A journey of a thousand miles begins with a single step. (Lao-tzu, 604 BC-531 BC)
The Creative Kid Project is an inspiring and much-needed program being organized and implemented by Vietnamese students and colleagues from Brown University. Below is the description in its entirety. My company, Capstone Vietnam, is proud to be a sponsor of this visionary project.
Kids are creative by nature, but they need to see that they can affect change and be taken seriously by adults in order to fully develop their ideas. The Creative Kid Project seeks to help secondary school students use their innate creativity to improve one of the institutions they know best: school.
Most kids spend the majority of their time in school learning from teachers and socializing with each other; however, they are rarely given the opportunity to contribute to or shape their learning environments. The Creative Kid Project will push students to think critically about their education, the ways in which it could be made better, and it will help students to develop the skills and confidence to start implementing their ideas.
This July, we will partner with Thuc Nghiem Middle-School, Hanoi to pilot The Creative Kid Project (CKP). Thirty 13-15-year-old students, selected by application from Hanoi middle schools, will come together for a 6-day program focusing on creative problem-solving skills. We hope to form a core team of young students (high school or university students) that could work directly with the kids as well as a team of experienced adult advisors to further develop this plan. This project is meant to serve as a proof-of-concept that, if successful, could continue to develop or spread in Hanoi as well as other cities.
The daily program will be divided into morning and afternoon sessions and the content and structure will be loosely based on the Vietnam Youth Forum, TEDx Youth, and Camp Rising Sun (in the U.S. and Denmark). In the mornings, through mini-presentations and small-group activities, students learn soft skills, such as how to brainstorm or effectively organize a group. In the afternoon, groups of students work to apply new skills towards building specific proposals for their school. On the final day, students will present their proposal to their teachers and school administrations.
The core skills are as follows:
- Identifying Issues – framing problem, asking questions (why/why not), brainstorming (think big, think small, “think wrong”)
- Collaborating and Organizing Groups — building a team, leading and following
- Developing Plans — systems thinking, research skills, design thinking
- Engaging with Decision-Makers — approaching and communicating with adults
- Preparing Presentations — making concise arguments, designing, drawing, modeling
- Pitching Proposals — public speaking, persuasive communication
These project modes are intended as parts of a toolkit that students can practice within the program and take with them to be effective and creative problem-solvers afterwards. We hope that students will absorb these skills and build the self-confidence to further develop and apply them throughout the rest of school and life.

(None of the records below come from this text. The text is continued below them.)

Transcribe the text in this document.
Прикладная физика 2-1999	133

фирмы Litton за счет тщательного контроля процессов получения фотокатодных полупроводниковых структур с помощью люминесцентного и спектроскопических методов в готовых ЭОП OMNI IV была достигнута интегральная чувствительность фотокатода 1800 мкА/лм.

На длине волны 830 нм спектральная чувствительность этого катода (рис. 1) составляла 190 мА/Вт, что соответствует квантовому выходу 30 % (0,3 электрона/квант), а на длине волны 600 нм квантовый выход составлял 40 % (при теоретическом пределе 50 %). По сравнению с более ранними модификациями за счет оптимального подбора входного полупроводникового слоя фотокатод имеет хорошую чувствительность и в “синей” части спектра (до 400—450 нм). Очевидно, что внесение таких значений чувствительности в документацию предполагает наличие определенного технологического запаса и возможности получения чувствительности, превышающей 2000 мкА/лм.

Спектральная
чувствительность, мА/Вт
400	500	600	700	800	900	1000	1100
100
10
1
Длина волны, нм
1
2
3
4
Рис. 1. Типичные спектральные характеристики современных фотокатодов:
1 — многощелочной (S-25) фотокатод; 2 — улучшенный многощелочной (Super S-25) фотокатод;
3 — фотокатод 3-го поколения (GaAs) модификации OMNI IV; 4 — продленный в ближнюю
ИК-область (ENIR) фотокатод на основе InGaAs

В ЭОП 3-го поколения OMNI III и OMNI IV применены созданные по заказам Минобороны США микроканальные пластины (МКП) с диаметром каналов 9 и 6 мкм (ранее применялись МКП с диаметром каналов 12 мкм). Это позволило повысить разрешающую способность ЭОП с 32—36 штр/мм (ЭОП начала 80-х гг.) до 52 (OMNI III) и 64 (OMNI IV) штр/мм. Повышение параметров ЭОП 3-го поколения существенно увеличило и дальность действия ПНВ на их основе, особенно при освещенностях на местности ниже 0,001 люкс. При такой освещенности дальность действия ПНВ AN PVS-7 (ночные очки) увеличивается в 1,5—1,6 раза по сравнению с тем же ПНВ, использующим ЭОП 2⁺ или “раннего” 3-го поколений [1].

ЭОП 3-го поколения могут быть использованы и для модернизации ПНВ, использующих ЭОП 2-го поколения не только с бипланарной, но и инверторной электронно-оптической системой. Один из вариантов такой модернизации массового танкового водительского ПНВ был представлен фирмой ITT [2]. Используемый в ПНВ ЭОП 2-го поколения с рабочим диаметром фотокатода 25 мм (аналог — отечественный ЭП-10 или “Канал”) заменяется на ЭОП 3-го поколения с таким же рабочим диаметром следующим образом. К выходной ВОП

We are a group of students from universities in Vietnam and the U.S. with a strong interest in education, child development, and unconventional thinking. With the support from the Watson Institute of International Studies – Brown University and the Louise August Jonas Foundation , we hope to create a meaningful summer project for kids.

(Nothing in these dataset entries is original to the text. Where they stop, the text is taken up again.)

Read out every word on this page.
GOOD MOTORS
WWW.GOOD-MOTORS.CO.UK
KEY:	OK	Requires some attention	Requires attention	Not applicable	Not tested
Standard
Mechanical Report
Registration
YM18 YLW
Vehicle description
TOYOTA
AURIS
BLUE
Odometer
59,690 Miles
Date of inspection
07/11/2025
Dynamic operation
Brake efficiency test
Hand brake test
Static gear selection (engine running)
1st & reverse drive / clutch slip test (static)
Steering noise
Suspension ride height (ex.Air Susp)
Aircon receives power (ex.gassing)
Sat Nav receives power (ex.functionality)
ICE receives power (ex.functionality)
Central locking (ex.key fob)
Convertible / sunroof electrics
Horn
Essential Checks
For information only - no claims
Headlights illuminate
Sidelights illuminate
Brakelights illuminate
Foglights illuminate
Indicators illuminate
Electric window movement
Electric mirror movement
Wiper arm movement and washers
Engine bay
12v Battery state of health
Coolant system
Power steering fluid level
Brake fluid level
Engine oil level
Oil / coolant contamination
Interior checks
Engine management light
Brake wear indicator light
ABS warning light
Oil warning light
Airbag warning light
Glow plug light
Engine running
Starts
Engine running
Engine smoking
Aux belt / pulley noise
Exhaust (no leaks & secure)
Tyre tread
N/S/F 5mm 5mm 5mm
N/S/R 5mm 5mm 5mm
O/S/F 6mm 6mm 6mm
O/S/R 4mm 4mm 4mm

Linh Dao is an International Development major who loves kids, music and conversations. She is currently working with Dr. Martin Gardiner at Brown to research the influence of music education on the cognitive development of preschool children. Before Brown, she helped to organize the first Vietnam Youth Forum and studied at the Mahindra United World College of India, an international high school focused on teaching students to be global change-makers.
Evan Schwartz is studying Education and Political Economy and is a leader of a group called The Brown Conversation, which seeks to do the same for university students as The Creative Kid Project would do for younger students. He is from the U.S. and was a three-time participant in the Camp Rising Sun international summer leadership program and a visiting counselor during three other summers. As this is his first trip to Vietnam, Evan will serve primarily as an advisor while he tries to learn as much as he can about Vietnam’s history, culture, education system and, in particular, food. (Here’s a 29 June post by Evan on Global Conversation entitled Maybe the Premises Are Wrong – Bustle, Bánh Mì, and Big Questions.)
Suong Tran is a rising senior, economics major and mass communication minor at Washington and Lee University. She was a co-founder of the Fun Recycle project, which helped raise awareness of recycling to protect the environment through fun educational activities for kids.
Trang Nguyen is a junior at Foreign Trade University, majoring in International Economics and Business. She was an active member of English Club at Foreign Trade University and has many experiences in organizing events, including workshops and competitions for English learners. She has also worked with children on various occasions as teaching assistant and volunteer.
Hoa Nguyen is a rising sophomore, majoring in Applied Mathematics-Economics at Brown University. She loves interacting with children, and she has worked with children in a variety of tutoring schemes and projects. Before Brown, she was a recipient of Singapore’s Agency for Science, Technology and Research (A*STAR) Scholarship and the founder of a creative fundraising scheme for autistic children called “Hands Up For Autism” in Singapore.